On Friday, Assemblymen Adam Gray and Reggie Jones-Sawyer filed a draft of AB 2863, the state’s latest attempt to authorize legal online poker play. The bill is largely similar to a revised draft of Gray’s AB 431 bill that was filed last month, although some of that draft’s fiscal specifics have been expunged.
The revised AB 431 specified a tax rate of 15% of gross gambling revenue and initial license fees of $15m, which would serve as a deposit from which monthly tax revenue would be deducted. Both these figures have been removed from AB 2863, likely due to pushback from stakeholders, who insisted that AB 431’s economics didn’t leave room for profits.
The most significant new detail of the revised AB 431’s has remained, i.e. the promise to funnel up to $60m per year of the state’s share of online poker revenue to state racetracks, on the condition that the tracks give up the right to join tribal casinos and state cardrooms in offering online poker.

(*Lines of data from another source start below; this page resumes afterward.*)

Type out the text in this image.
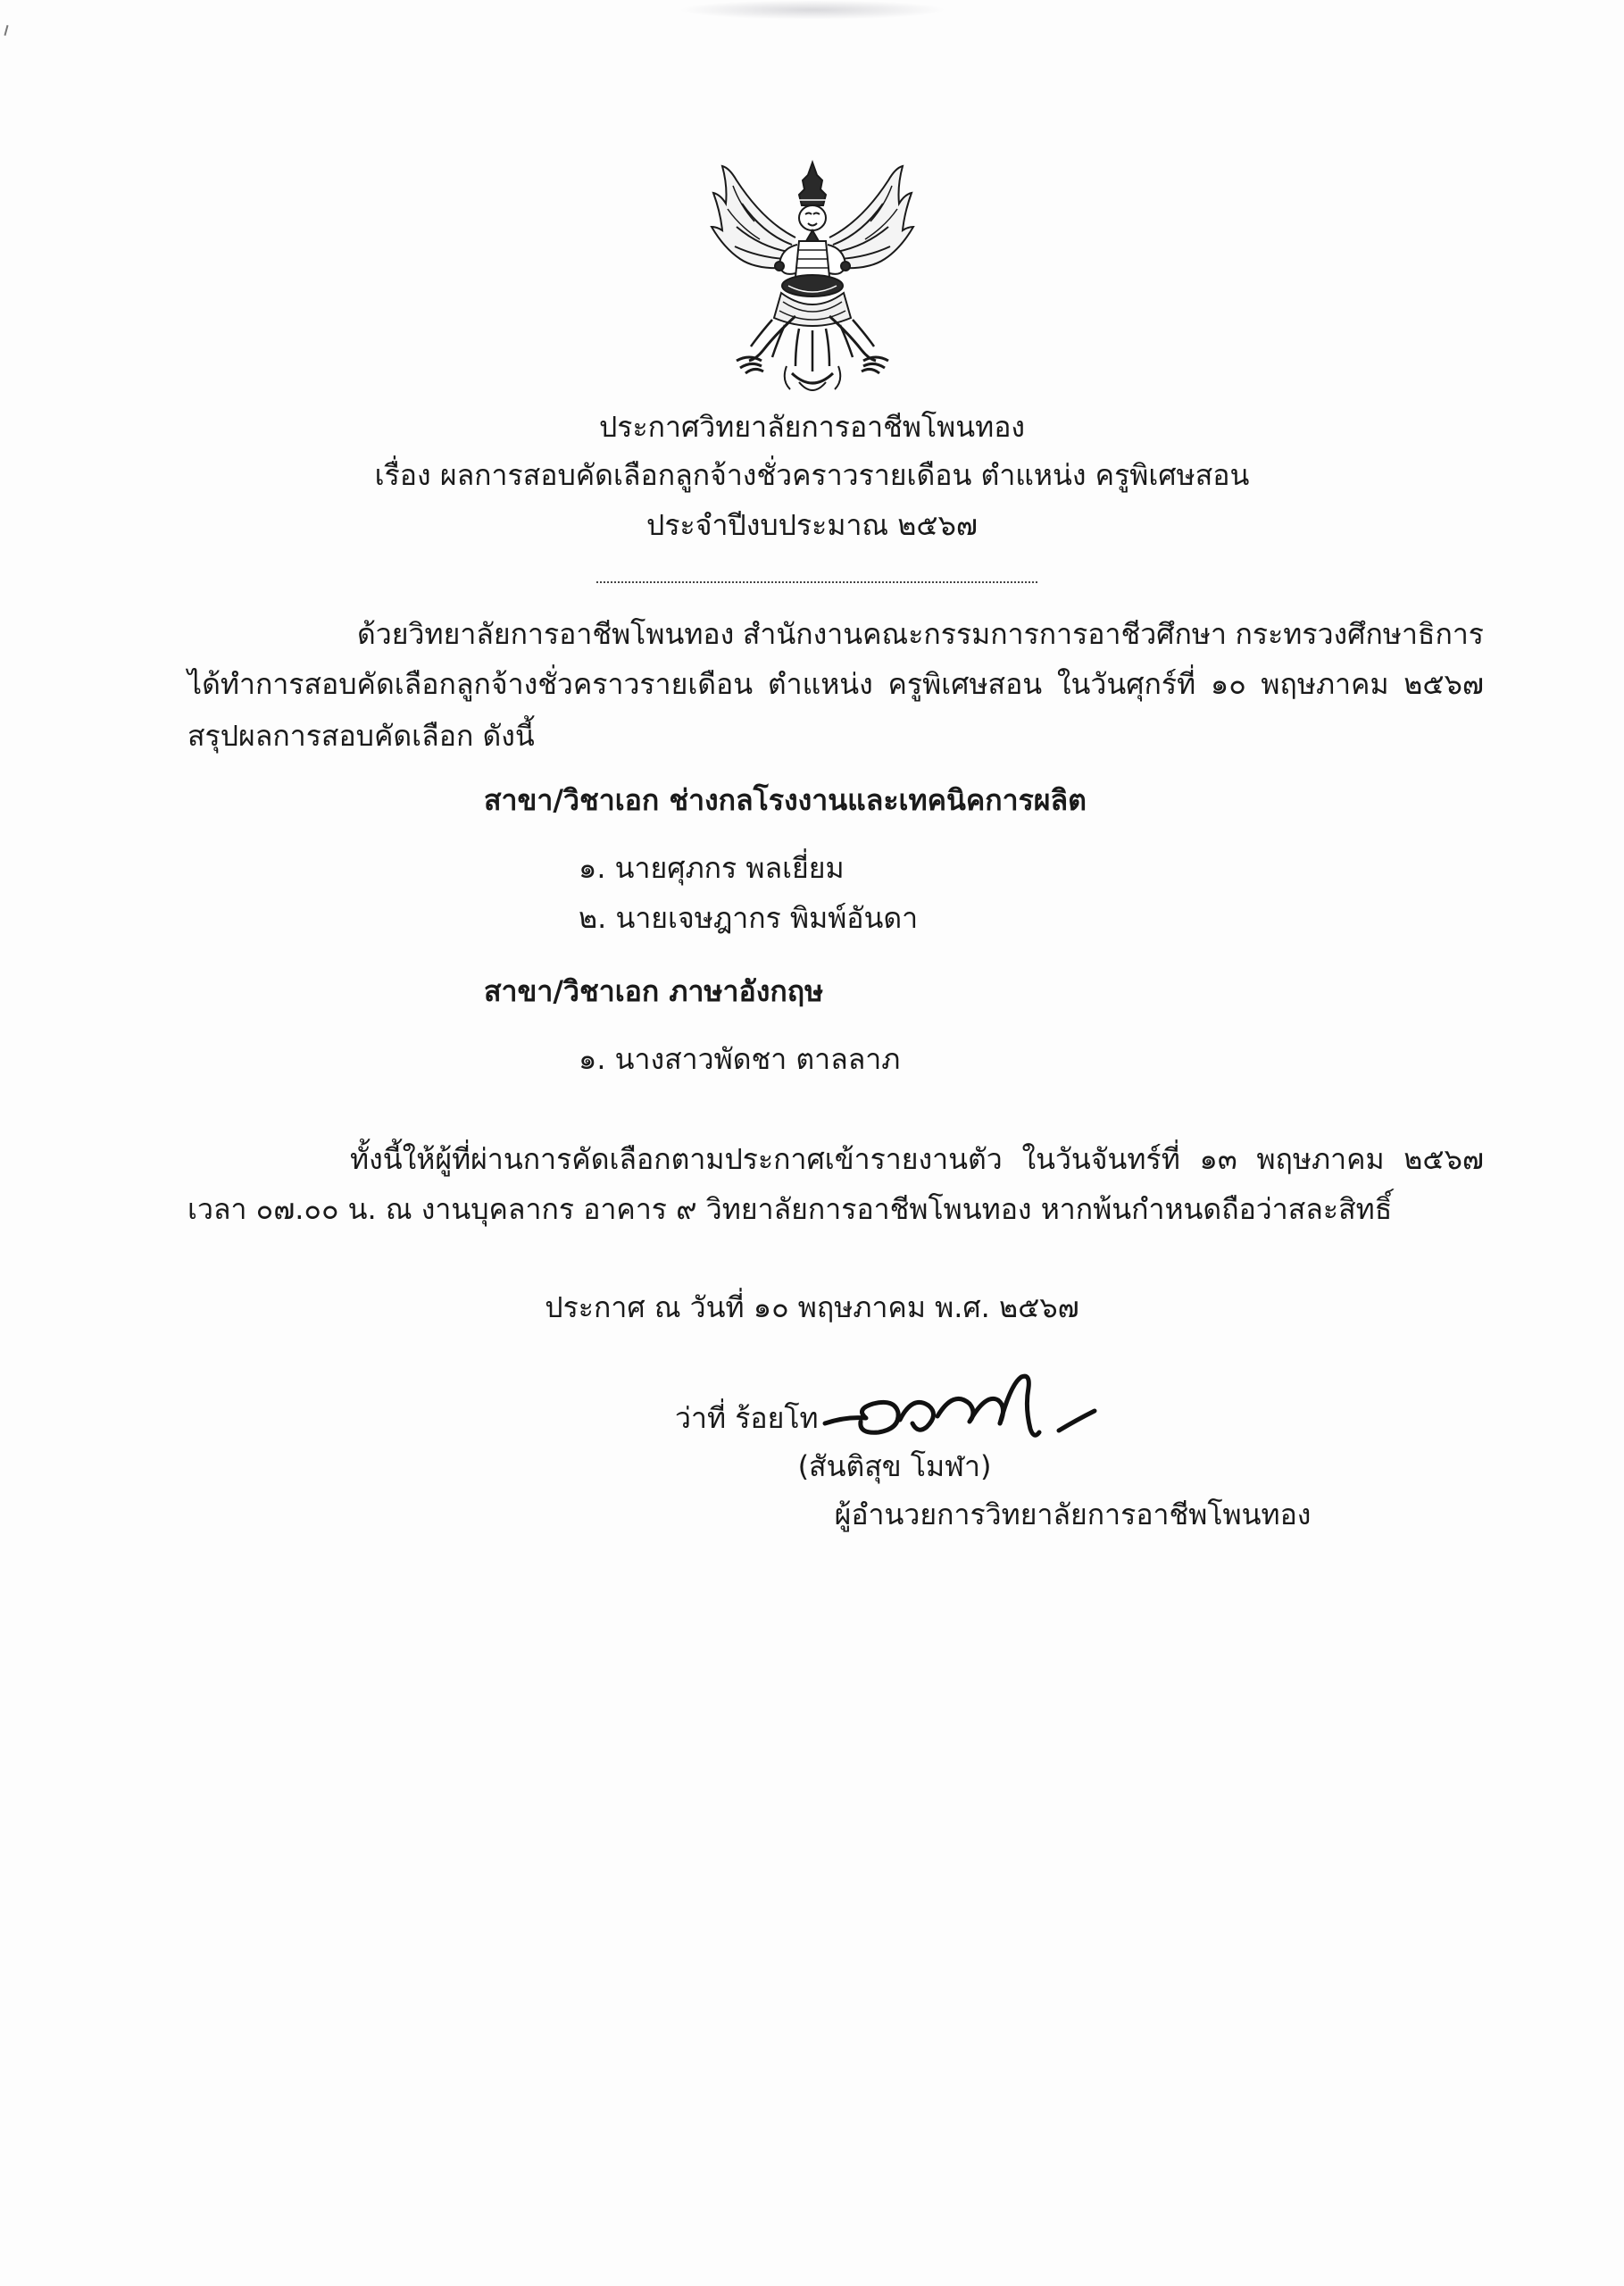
ประกาศวิทยาลัยการอาชีพโพนทอง
เรื่อง ผลการสอบคัดเลือกลูกจ้างชั่วคราวรายเดือน ตำแหน่ง ครูพิเศษสอน
ประจำปีงบประมาณ ๒๕๖๗
ด้วยวิทยาลัยการอาชีพโพนทอง สำนักงานคณะกรรมการการอาชีวศึกษา กระทรวงศึกษาธิการ
ได้ทำการสอบคัดเลือกลูกจ้างชั่วคราวรายเดือน ตำแหน่ง ครูพิเศษสอน ในวันศุกร์ที่ ๑๐ พฤษภาคม ๒๕๖๗
สรุปผลการสอบคัดเลือก ดังนี้
สาขา/วิชาเอก ช่างกลโรงงานและเทคนิคการผลิต
๑. นายศุภกร พลเยี่ยม
๒. นายเจษฎากร พิมพ์อันดา
สาขา/วิชาเอก ภาษาอังกฤษ
๑. นางสาวพัดชา ตาลลาภ
ทั้งนี้ให้ผู้ที่ผ่านการคัดเลือกตามประกาศเข้ารายงานตัว ในวันจันทร์ที่ ๑๓ พฤษภาคม ๒๕๖๗
เวลา ๐๗.๐๐ น. ณ งานบุคลากร อาคาร ๙ วิทยาลัยการอาชีพโพนทอง หากพ้นกำหนดถือว่าสละสิทธิ์
ประกาศ ณ วันที่ ๑๐ พฤษภาคม พ.ศ. ๒๕๖๗
ว่าที่ ร้อยโท
(สันติสุข โมฬา)
ผู้อำนวยการวิทยาลัยการอาชีพโพนทอง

It remains to be seen whether racing will accept this bribe. For one thing, there’s no guarantee that the tracks will receive anywhere close to $60m per year. The number is simply a cap on the sum the tracks could receive from a combination of state revenue and license fees, and that number will be hard to reach once the number of operator licenses reaches critical mass and those initial deposits dry up.

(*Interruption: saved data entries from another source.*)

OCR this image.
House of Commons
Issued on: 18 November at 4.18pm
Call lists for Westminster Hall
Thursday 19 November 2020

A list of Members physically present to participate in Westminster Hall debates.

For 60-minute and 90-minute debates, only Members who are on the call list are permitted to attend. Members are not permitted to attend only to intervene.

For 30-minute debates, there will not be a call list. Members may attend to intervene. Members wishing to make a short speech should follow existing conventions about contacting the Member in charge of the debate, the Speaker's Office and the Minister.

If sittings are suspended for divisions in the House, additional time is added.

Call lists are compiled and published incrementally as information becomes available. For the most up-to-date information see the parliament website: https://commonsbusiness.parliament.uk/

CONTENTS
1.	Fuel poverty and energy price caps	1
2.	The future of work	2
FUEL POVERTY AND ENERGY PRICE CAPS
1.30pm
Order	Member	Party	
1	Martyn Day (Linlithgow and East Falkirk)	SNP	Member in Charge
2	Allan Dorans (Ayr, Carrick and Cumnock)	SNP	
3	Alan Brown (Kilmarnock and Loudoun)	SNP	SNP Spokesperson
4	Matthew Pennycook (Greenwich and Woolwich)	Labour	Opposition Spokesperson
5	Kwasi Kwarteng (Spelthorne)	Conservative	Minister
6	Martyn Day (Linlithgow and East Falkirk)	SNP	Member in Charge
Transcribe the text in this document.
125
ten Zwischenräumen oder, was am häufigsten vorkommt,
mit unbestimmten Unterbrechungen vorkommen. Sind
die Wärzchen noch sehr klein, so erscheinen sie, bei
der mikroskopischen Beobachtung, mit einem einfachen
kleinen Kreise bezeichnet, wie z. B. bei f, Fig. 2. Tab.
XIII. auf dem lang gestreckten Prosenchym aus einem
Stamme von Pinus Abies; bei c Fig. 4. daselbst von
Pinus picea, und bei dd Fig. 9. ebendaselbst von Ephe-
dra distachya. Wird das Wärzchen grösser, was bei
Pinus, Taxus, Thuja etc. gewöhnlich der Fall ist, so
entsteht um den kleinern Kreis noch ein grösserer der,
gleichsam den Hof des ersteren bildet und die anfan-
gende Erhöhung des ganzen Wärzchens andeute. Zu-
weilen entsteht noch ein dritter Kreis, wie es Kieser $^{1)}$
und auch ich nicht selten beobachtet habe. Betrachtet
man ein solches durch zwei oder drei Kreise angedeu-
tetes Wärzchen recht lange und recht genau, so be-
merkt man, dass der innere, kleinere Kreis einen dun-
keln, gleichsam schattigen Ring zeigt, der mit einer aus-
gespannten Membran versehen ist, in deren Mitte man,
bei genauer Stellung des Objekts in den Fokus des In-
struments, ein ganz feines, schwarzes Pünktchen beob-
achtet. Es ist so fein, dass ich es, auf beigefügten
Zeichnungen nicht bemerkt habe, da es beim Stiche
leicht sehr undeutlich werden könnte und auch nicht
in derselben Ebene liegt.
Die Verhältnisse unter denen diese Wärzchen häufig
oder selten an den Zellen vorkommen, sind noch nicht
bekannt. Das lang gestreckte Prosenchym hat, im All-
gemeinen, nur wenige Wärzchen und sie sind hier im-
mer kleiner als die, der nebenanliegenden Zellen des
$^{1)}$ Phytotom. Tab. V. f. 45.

Like AB 431, there is no ‘bad actor’ clause in AB 2863, which leaves the suitability of online poker service providers a matter for regulators to determine. This may not sit well with the coalition of tribes led by the Pechanga Band of Luiseño Indians, which continues to insist that companies like Amaya Gaming’s PokerStars have no business diving into the state’s online poker pool.

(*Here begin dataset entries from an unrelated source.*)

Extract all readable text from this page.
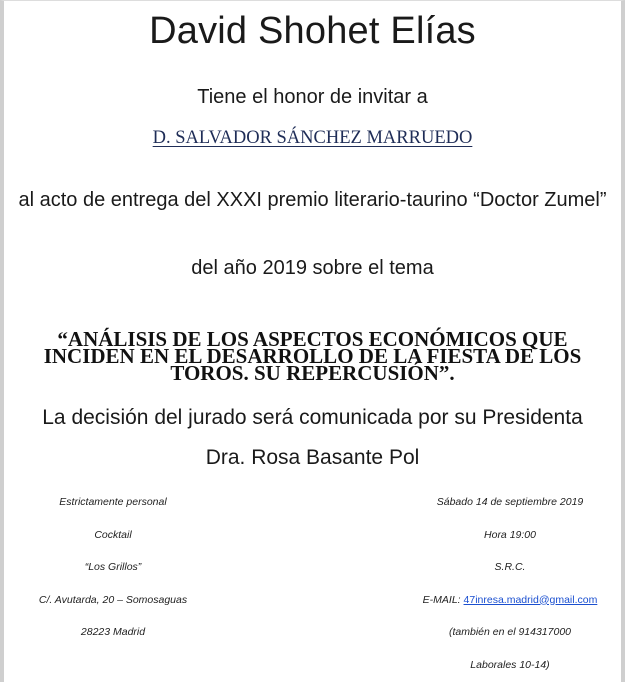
David Shohet Elías
Tiene el honor de invitar a
D. SALVADOR SÁNCHEZ MARRUEDO
al acto de entrega del XXXI premio literario-taurino “Doctor Zumel”
del año 2019 sobre el tema
“ANÁLISIS DE LOS ASPECTOS ECONÓMICOS QUE INCIDEN EN EL DESARROLLO DE LA FIESTA DE LOS TOROS. SU REPERCUSIÓN”.
La decisión del jurado será comunicada por su Presidenta
Dra. Rosa Basante Pol
Estrictamente personal
Cocktail
“Los Grillos”
C/. Avutarda, 20 – Somosaguas
28223 Madrid
Sábado 14 de septiembre 2019
Hora 19:00
S.R.C.
E-MAIL: 47inresa.madrid@gmail.com
(también en el 914317000
Laborales 10-14)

The tribes that have struck an online partnership with PokerStars have already gone on record as supporting AB 2863. On Monday, the California Nations Indian Gaming Association (CNIGA) – which includes the Morongo Band of Mission Indians and San Manuel Band of Mission Indians – issued a statement saying AB 2863 met CNIGA’s principles of how online poker should be regulated.
Other tribes, such as the Rincon Band of Luiseño Indians, which has partnered with Caesars Entertainment for online poker, have also voiced support for AB 2863. But until there’s full tribal unity on the online poker issue, winning the required approval of two-thirds of legislators in both the Assembly and Senate will likely continue to elude supporters.
One new wrinkle in AB 2863 may prove troubling for poker players. Assuming the bill becomes the law of the land, international sites not holding a California license could face felony charges for offering services to state residents. Moreover, players who patronize such sites would face their own felony charges. Land of the free, huh?